| It's actually "accountability" that's a big part of the problem. Government procurement is so focused on the appearance of fairness and money saving that all other goals, like actually getting something that works, take a back seat. You end up with over-specified requirements that remove the possibility of innovative or creative solutions. Providers are treated like a commodity, where it is assumed that all will do the same job, and cost is the only real negotiation point, maybe with some kind of scoring grid against the over-specified requirements thrown in. And the procurement decisions are made by procurement officers who are not the actual users of what is being bought (in the name of objectivity). So what happens, on a good day, is that the operational users in the purchasing department work with the preferred vendor to "wire" the RFP to reflect the scope or work that is wanted and add requirements (e.g. years of very specific experience, past projects) that heavily favor the preferred vendor. At least this way the department may get something they want, thought it obviously can be gamed. Worse though is that many contracts just go to lowest cost staffing firms that are optimized to comply with government procurement requirements and provide the minimum set of bodies that meet those requirements, usually former government folks rented back, plus some low cost IT resources, that are there to execute to the letter of what the government has over-specified, usually something that wont actually work as written. This is why so much government procurement is a failure by any objective measure. What I have seen work is when a vendor provides a credible unsolicited pitch to a known problem at a fixed cost, and the relevant departments are forced to decide if it makes sense. In Canada we had a major one like that a few years ago, the outcome was great for the department that needed it, but careers were destroyed in the process as politicians and their incumbent friends pushed back to try and stop it. |
And to be clear, there's a good reason for it: it's to prevent corruption.
If things aren't overspecified and providers aren't treated like a commodity, then it's incredibly hard to prove that a government official actually awarded a contract in a fair process, rather than just sending it over to their best friend's business.

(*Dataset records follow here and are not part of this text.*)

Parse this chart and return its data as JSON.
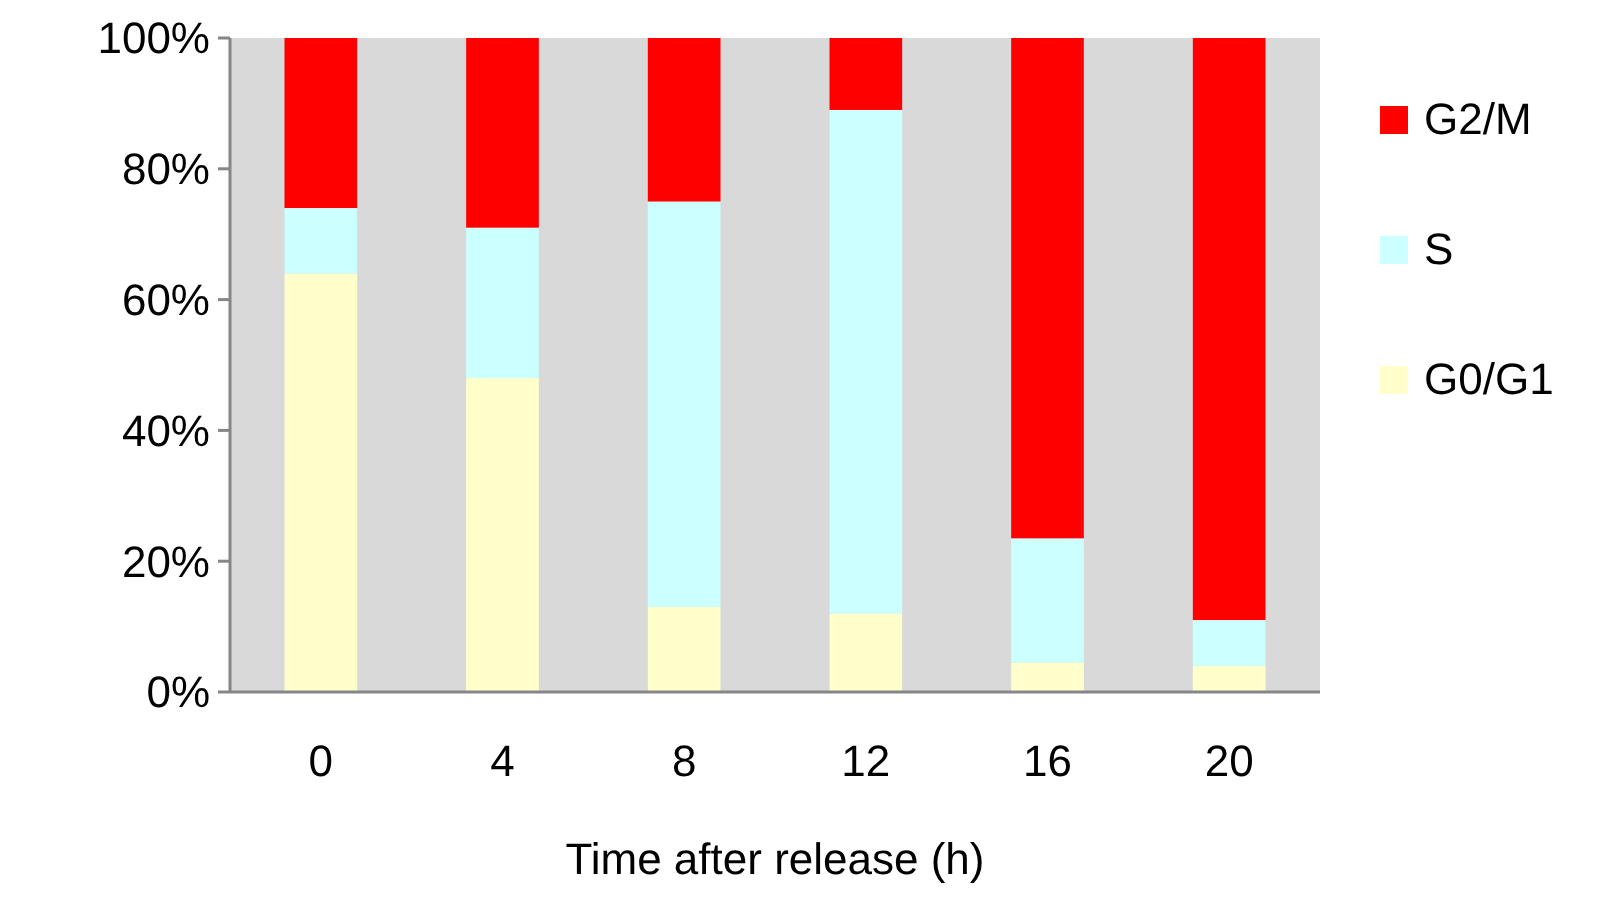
{
  "chart_data": {
    "type": "bar",
    "stacked": true,
    "xlabel": "Time after release (h)",
    "categories": [
      "0",
      "4",
      "8",
      "12",
      "16",
      "20"
    ],
    "series": [
      {
        "name": "G0/G1",
        "color": "#ffffcc",
        "values": [
          64,
          48,
          13,
          12,
          4.5,
          4
        ]
      },
      {
        "name": "S",
        "color": "#ccffff",
        "values": [
          10,
          23,
          62,
          77,
          19,
          7
        ]
      },
      {
        "name": "G2/M",
        "color": "#ff0000",
        "values": [
          26,
          29,
          25,
          11,
          76.5,
          89
        ]
      }
    ],
    "ylim": [
      0,
      100
    ],
    "yticks": [
      {
        "value": 0,
        "label": "0%"
      },
      {
        "value": 20,
        "label": "20%"
      },
      {
        "value": 40,
        "label": "40%"
      },
      {
        "value": 60,
        "label": "60%"
      },
      {
        "value": 80,
        "label": "80%"
      },
      {
        "value": 100,
        "label": "100%"
      }
    ],
    "legend": "right",
    "grid": false
  }
}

Unfortunately, nobody's really come up with any reliable process for having the flexibility to get good products for good value, while reliably preventing corruption. And when there aren't these ironclad protections against corruption, experience shows it turns endemic, so much money flows through the government.
It's a seriously tough problem.
The reason it doesn't exist in the private sector is that the chain of accountability from managers to CEO to board seats is actually quite strong, and shareholders are incredibly motivated to extract profits. The accountability to voters in a democracy, on the otherhand, is far, far, far weaker -- as voters vote primarily along party lines or on only the absolute biggest hot-button issues.